Potted azalea (cogito ergo imago, flickr).

Potted azaleas are beautiful but not always easy to keep alive indoors. However, the garden variety, Azalea mollis, is sometimes used successfully as a houseplant.

Indoors these plants like to be kept as cool as possible, and they prefer water without lime so use rainwater if possible. Dunk the whole plant once a week in a bucket of water and let it drip dry. If this is not possible, set it in the bathtub, spray it all over with water, and then let it drip dry in the bath.

Once all danger of frost has passed, azalea plants can be placed in a sheltered place outdoors where they can be fertilized and watered well all summer, and they may persist.

If you receive a potted chrysanthemum as a gift, you can keep that for a few weeks, or even a few months, in front of a window where it gets good light. Away from a window, it will rarely thrive indoors, except under lights.
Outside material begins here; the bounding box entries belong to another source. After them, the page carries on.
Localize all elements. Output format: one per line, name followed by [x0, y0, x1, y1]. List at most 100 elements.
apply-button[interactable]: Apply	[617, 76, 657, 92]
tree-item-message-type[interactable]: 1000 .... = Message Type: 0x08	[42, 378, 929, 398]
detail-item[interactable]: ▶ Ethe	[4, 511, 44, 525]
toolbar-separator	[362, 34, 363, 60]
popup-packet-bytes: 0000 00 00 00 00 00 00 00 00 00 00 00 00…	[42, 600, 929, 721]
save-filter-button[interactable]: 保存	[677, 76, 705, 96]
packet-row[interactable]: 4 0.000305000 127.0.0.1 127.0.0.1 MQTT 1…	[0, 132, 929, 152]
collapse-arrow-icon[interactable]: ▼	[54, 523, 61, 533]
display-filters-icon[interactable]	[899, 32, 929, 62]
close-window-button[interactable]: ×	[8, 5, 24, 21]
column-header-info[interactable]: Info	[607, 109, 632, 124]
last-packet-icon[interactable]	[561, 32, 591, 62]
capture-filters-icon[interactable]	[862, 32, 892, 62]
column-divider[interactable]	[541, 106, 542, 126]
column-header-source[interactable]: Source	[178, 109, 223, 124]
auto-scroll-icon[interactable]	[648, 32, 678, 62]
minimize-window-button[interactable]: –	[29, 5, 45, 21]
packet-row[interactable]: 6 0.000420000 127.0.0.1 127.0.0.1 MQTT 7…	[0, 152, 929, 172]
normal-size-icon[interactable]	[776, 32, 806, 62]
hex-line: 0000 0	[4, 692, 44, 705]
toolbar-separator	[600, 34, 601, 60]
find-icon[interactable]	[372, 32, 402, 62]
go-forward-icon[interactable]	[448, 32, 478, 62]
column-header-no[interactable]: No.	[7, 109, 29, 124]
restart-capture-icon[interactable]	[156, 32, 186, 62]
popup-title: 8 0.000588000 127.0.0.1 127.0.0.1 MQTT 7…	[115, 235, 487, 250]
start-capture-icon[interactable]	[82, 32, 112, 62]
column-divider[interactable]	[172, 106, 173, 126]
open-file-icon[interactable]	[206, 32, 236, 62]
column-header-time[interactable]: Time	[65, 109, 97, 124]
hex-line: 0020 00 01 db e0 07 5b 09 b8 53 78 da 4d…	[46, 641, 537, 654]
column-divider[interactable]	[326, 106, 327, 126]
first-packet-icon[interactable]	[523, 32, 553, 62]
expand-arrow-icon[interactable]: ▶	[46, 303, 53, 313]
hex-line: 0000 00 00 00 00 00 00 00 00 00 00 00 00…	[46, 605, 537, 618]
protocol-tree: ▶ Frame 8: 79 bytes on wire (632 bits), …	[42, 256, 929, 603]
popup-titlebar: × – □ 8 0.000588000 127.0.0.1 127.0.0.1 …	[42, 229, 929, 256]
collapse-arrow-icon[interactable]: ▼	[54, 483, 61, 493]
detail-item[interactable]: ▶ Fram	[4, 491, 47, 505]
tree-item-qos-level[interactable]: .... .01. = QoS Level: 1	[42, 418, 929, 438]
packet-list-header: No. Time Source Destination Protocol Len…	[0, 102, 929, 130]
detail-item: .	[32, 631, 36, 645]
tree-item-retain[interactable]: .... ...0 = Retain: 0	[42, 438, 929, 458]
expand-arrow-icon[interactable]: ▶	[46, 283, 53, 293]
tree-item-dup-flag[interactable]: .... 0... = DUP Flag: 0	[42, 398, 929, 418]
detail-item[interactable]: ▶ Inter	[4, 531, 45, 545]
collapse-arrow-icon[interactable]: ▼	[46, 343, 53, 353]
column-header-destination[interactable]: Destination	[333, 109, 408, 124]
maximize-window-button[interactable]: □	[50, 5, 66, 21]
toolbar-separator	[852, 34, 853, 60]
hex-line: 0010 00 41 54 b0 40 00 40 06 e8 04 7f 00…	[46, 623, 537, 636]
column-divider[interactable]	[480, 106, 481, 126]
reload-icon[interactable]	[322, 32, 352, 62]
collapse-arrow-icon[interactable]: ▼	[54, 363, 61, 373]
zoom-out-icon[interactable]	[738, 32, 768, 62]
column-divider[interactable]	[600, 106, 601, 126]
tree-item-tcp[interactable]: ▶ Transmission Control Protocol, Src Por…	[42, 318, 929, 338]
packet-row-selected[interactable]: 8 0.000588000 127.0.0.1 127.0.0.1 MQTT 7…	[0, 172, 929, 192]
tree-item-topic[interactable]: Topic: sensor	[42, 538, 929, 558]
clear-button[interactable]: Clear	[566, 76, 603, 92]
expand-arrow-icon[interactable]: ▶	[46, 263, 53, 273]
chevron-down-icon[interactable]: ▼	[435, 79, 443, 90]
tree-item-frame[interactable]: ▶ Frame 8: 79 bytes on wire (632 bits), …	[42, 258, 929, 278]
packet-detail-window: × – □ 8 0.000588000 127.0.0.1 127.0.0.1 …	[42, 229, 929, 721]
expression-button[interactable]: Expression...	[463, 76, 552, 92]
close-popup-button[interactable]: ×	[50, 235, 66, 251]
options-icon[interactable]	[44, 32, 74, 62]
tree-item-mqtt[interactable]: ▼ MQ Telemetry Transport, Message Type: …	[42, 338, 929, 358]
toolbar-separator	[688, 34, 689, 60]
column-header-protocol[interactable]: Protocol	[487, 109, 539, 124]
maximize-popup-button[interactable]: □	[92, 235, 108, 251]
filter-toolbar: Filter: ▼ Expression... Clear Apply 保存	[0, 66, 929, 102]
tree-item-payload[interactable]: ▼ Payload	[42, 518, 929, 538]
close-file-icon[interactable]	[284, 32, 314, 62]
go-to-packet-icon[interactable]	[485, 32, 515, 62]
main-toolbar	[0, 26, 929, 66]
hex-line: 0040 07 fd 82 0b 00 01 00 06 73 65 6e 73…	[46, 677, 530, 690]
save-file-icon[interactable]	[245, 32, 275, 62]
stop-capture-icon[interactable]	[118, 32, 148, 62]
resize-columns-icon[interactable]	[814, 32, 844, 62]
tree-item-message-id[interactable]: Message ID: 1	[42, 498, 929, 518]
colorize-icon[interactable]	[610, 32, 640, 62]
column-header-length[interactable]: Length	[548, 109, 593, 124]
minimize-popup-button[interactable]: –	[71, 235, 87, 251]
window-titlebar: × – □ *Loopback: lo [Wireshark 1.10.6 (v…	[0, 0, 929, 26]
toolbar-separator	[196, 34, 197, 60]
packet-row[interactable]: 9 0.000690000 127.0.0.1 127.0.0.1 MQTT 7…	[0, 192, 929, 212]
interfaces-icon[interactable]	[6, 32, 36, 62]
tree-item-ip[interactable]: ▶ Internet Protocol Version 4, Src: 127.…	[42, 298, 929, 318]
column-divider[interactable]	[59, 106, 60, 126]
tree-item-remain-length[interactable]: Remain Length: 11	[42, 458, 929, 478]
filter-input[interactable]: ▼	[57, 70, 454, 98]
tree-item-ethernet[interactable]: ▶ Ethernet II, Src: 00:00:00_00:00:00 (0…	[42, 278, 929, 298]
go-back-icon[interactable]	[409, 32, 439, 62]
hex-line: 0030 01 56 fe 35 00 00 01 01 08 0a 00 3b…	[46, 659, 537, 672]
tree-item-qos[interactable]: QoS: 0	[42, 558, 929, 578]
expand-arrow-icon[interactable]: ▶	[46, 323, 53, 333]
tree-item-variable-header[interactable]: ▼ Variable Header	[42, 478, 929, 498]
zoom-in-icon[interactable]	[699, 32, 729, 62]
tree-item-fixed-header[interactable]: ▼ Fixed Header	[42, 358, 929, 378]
If you're lucky enough to keep a mum alive indoors in a pot until spring, plant it outdoors once all danger of frost has passed. Cut the plant back hard to encourage new growth and hope for the best, as it is difficult to know which of these mums-bred in greenhouses to be gift plants-will turn out to be winter hardy.

Sometimes the joy of receiving a flowering plant in the dreary months of winter is so wonderful that we should not worry about keeping them a long time indoors or planting them outside, but just enjoy them in their prime.